Fascinado por la ciencia y bien informado sobre los últimos inventos, Napoleón III mantuvo una relación privilegiada con científicos cuyas conferencias disfrutaba escuchando y siguiendo sus experimentos. El que más contó con su favor fue Louis Pasteur, con quien se reunió por primera vez en 1863, después de que éste refutara la tesis de la generación espontánea y demostrara la existencia de los animalitos (más tarde llamados microbios). Se hizo amigo del Emperador y de la Emperatriz, que le liberaron de todas las preocupaciones materiales para que pudiera continuar con su trabajo. Fue nombrado miembro de la comisión encargada de reformar la enseñanza superior, enviado a la región de Gard para luchar contra la epidemia de pebrina que amenazaba las granjas de gusanos de seda, antes de ser nombrado senador en julio de 1870.

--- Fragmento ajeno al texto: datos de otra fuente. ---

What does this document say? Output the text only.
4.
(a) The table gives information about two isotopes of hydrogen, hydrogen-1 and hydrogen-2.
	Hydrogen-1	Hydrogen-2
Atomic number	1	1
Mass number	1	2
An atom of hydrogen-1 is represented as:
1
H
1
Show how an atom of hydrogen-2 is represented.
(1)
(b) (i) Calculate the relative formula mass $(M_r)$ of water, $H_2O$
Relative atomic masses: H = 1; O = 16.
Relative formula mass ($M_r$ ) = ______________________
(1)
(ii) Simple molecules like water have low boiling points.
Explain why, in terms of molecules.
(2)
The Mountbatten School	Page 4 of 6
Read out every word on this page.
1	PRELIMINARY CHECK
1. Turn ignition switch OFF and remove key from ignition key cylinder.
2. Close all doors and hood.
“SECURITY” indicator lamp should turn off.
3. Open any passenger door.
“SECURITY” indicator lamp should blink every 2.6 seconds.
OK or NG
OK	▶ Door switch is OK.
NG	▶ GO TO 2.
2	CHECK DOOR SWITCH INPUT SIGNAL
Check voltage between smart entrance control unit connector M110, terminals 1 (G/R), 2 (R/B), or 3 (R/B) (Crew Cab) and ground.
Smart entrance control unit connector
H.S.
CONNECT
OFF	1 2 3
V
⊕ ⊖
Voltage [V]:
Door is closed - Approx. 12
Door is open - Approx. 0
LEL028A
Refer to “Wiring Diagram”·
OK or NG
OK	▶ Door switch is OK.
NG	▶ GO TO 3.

El apoyo de Napoleón III al proyecto de Ferdinand de Lesseps, que también era primo de la emperatriz, de perforar el canal de Suez fue decisivo en varias ocasiones. Tras varias vacilaciones, el Emperador aceptó patrocinar el proyecto y presionó diplomáticamente al Imperio Otomano, que se mostraba hostil al proyecto. Salvó el proyecto en varias ocasiones apoyándolo contra el Virrey de Egipto (1863-1864), una vez más contra el Sultán (1865-1866) y de nuevo en 1868 concediendo un préstamo para rescatar a la empresa de Lesseps, que estaba al borde de la quiebra. Sin embargo, el contexto político y social y su precaria salud le impidieron viajar a Egipto para ver terminadas las obras, dejando que su esposa asistiera sola a la inauguración del Canal de Suez el 17 de noviembre de 1869.

Un nuevo lugar en Europa

Napoleón III, en la tradición napoleónica, quería una política exterior ambiciosa. La dirigió él mismo, cortocircuitando a veces los designios de la diplomacia francesa, una alta administración compuesta por diplomáticos mayoritariamente monárquicos y opuestos al cesarismo de Napoleón III. Desde 1815, Francia había sido relegada a un segundo plano diplomático. Para Napoleón III, la obra artificial del Congreso de Viena, que consagró la caída de su familia y de Francia, debía ser destruida, y Europa debía organizarse en un conjunto de grandes Estados industriales, unidos por comunidades de intereses y vinculados entre sí por tratados comerciales, y expresar sus vínculos mediante congresos periódicos presididos por él mismo, y por exposiciones universales. De este modo, quiso conciliar los principios revolucionarios de la supremacía del pueblo con la tradición histórica, algo que ni la Restauración ni la Monarquía de Julio ni la Segunda República habían podido hacer. El sufragio universal, la organización de las naciones (de Rumanía, Italia y Alemania) y la libertad de comercio eran para él parte de la Revolución.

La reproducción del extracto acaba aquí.